Çok hissettirmesek de ders günü sonunda oldukça bitkin ve yaşam enerjimizin oldukça azaldığını hissediyoruz. Canım siz de taş mı taşıyorsunuz dediğinizi duyar gibiyim. Ama size uzman psikologların ve bilim adamlarının bu durumumuzu açıklayan görüşlerini sizinle paylaşmak istiyorum.

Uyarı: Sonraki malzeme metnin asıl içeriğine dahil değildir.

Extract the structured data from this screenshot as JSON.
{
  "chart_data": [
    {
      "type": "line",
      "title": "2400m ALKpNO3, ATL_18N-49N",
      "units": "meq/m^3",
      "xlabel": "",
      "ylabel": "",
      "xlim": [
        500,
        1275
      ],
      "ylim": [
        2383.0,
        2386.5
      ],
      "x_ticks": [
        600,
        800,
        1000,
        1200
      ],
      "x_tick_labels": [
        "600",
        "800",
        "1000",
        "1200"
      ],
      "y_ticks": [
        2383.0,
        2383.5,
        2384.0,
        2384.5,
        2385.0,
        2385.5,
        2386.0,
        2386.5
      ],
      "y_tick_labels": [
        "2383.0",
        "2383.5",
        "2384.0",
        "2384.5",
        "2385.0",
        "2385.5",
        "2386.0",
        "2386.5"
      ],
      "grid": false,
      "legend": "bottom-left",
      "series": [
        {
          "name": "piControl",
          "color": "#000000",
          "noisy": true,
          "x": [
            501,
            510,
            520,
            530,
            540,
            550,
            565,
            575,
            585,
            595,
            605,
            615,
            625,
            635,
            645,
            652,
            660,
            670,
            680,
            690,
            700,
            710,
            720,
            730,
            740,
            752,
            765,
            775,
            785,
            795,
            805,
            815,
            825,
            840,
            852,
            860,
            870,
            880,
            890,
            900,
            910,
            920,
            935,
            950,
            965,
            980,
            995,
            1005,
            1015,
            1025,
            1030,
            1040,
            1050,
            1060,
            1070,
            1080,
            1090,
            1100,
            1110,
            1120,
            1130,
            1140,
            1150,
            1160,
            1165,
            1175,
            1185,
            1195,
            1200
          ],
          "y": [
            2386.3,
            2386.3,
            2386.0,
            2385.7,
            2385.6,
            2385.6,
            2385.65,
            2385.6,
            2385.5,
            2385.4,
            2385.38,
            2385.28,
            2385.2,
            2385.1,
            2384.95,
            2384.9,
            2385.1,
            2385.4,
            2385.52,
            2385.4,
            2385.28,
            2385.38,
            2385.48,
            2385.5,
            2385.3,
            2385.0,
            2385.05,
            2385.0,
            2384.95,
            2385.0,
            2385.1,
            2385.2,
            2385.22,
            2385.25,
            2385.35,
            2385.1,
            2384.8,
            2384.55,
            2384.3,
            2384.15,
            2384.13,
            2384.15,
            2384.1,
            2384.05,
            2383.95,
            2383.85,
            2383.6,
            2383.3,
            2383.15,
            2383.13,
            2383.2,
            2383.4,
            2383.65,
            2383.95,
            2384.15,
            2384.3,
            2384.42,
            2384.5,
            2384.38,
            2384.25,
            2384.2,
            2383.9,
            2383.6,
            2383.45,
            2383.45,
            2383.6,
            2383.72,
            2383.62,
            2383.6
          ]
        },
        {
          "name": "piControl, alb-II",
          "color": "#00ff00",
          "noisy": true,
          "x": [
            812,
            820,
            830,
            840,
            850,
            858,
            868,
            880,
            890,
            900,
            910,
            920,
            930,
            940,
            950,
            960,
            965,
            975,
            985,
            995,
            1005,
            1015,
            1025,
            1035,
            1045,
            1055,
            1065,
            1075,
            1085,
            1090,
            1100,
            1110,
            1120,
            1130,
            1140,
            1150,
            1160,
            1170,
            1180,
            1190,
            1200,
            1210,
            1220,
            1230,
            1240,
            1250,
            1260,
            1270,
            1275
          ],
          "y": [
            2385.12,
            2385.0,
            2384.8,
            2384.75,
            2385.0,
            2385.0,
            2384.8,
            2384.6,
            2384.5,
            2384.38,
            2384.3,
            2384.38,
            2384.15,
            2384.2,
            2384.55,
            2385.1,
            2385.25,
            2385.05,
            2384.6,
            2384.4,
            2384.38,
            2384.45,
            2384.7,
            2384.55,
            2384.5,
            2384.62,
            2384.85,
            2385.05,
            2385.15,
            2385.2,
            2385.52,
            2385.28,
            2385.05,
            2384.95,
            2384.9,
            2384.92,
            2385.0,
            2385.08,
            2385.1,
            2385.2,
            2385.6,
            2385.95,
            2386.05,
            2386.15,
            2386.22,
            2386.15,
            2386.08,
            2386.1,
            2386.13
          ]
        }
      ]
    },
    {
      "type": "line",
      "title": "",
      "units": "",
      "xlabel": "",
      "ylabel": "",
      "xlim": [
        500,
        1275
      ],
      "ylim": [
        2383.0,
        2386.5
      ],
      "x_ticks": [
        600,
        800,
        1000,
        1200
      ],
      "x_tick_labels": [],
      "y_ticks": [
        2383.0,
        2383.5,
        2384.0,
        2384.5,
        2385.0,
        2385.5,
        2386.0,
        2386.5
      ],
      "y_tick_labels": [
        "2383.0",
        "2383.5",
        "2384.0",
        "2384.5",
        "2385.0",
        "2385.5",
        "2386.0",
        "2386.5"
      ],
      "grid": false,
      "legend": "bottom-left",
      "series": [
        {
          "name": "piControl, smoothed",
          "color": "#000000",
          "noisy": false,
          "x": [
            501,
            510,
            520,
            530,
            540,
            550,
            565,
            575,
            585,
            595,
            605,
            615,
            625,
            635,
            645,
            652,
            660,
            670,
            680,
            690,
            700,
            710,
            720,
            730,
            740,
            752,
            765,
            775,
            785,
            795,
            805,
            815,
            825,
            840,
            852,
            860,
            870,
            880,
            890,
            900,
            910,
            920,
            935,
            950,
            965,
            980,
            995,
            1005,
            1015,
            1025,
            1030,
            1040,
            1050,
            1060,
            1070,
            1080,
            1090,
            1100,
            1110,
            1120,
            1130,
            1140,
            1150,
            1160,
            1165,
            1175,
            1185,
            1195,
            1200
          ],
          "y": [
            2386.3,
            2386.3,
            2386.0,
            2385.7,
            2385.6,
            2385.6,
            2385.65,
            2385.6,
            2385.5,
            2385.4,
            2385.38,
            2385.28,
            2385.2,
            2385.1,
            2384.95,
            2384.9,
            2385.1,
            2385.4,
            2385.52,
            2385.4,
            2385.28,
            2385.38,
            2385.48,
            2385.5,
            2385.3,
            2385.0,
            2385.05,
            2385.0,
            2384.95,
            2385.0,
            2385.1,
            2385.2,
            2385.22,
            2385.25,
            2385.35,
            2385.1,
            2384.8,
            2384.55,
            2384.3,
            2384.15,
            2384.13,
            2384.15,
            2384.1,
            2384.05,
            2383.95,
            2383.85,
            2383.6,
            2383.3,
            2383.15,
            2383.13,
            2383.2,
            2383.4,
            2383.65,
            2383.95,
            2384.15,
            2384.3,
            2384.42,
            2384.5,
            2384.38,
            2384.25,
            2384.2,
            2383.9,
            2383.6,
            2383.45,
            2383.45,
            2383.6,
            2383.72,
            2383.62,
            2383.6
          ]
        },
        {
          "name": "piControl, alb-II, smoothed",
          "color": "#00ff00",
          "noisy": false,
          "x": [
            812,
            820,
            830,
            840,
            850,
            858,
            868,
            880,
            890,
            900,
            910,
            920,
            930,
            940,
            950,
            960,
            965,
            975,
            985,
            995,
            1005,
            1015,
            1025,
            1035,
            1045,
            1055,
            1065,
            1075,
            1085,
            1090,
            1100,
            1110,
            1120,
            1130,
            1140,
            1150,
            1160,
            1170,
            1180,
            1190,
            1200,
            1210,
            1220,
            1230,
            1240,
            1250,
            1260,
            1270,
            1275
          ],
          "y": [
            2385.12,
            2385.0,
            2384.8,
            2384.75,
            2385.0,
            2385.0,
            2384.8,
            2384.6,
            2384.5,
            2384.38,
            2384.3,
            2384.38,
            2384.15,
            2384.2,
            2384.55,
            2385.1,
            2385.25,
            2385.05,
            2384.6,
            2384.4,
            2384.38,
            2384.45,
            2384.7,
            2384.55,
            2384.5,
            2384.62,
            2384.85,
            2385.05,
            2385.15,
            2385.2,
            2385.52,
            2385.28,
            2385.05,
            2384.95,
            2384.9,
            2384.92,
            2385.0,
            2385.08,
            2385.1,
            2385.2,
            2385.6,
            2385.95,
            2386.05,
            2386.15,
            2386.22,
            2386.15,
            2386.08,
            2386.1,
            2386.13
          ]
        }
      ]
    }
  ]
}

Gün sonu yorgun ve bitkin halimizi açıklayan 3 sebepten bahsediyor uzmanlar.
Bunlardan birincisi “Karar Yorgunluğu”
Mesleğimizin icrası gereği gün boyu devam eden aktif bir karar alma süreci yaşıyoruz. Her okul gününde ortalama 1500 karar veriyoruz. Bu durum benlik kaynaklarımızı ve irade gücümüzü tüketerek yorgunluk yaratıyor( Psikolog Roy Baumeister). Bu yüzdendir ki tavsiye edilen şey öğrencilerimiz ile ilgili alacağımız kritik kararlar için daha dinç olduğumuz günün ilk saatlerini tercih etmemizdir.
Öyle ki ilk okuduğumuz yazılı kağıtlarında ya da ilk değerlendirdiğimiz ödevlerde daha adil olduğumuz belirtiliyor.
İkinci sebep ise “Yoğun Duygular”
Gün içerisinde etkileşim içinde olduğumuz sayısız öğrenci ve birçok velinin istek ve problemlerinin yanı sıra okul idaresinin talepleri ile birleşince fizyolojik ve mental olarak enerji kaybımız artıyor.
İşte bu durumda iken gün boyu nöbetçi öğretmen iseniz koridorlarda yaşanan düzeni sağlama ve öğrenciyi derse sokma stresi, sınıf ortamında beklentilerinizi karşılamayan öğrencilerin yarattığı hayal kırıklığı, haylaz ve söz dinlemeyen öğrencilerin verdiği kızgınlık, sizinle gerekli gereksiz her konuda diyalog kurmaya çalışan velilerin verdiği bıkkınlık ve diğer yandan sizi mutlu etmeye uğraşan, başarılı olmaya çabalayan, iyi ki öğretmen olmuşum dedirten öğrenciler…
Tüm bu duygu yoğunluğu ve gelgitler vücudumuzda stres tepkisini harekete geçiriyor ve bizi yoruyor.
Sonuncu sebep ise “Endişe-Kaygı”
Mesleğimizin icrasında bizi en motive edecek sonuç, öğrencilerimizin başarısı ve emeğimizin karşılığını aldığımızı görmek. Ülkemizin yoğun öğrenci popülasyonu ve buna bağlı kalabalık sınıf mevcutları istediğimiz düzeyde kaliteli bir eğitim verme konusunda bizi endişelendiriyor. Onların başarısız sonuçlar elde etmesi bizi üzüyor.
Gün boyu öğrenci-veli-idare üçgeni arasında kalarak yaşanabilecek gergin diyaloglar, bir yandan öğretmenler odasında yaşanabilecek rahatsızlıklar, yetişmesi gereken evrak işleri derken sizi strese sokacak, endişe katsayınızı artıracak bir sürü olay yaşarsınız.
Özetle; severek, büyük bir özveri ile yapmaya çalıştığımız bu meslekte gün boyu sayısız karar veriyoruz, yoğun duygular arasında gidip geliyoruz ve çok fazla endişe duyuyoruz. Bu da bizi yorgun ve bitkin bir duruma sokuyor.
Haksız mıyım ne dersiniz sevgili meslektaşlarım???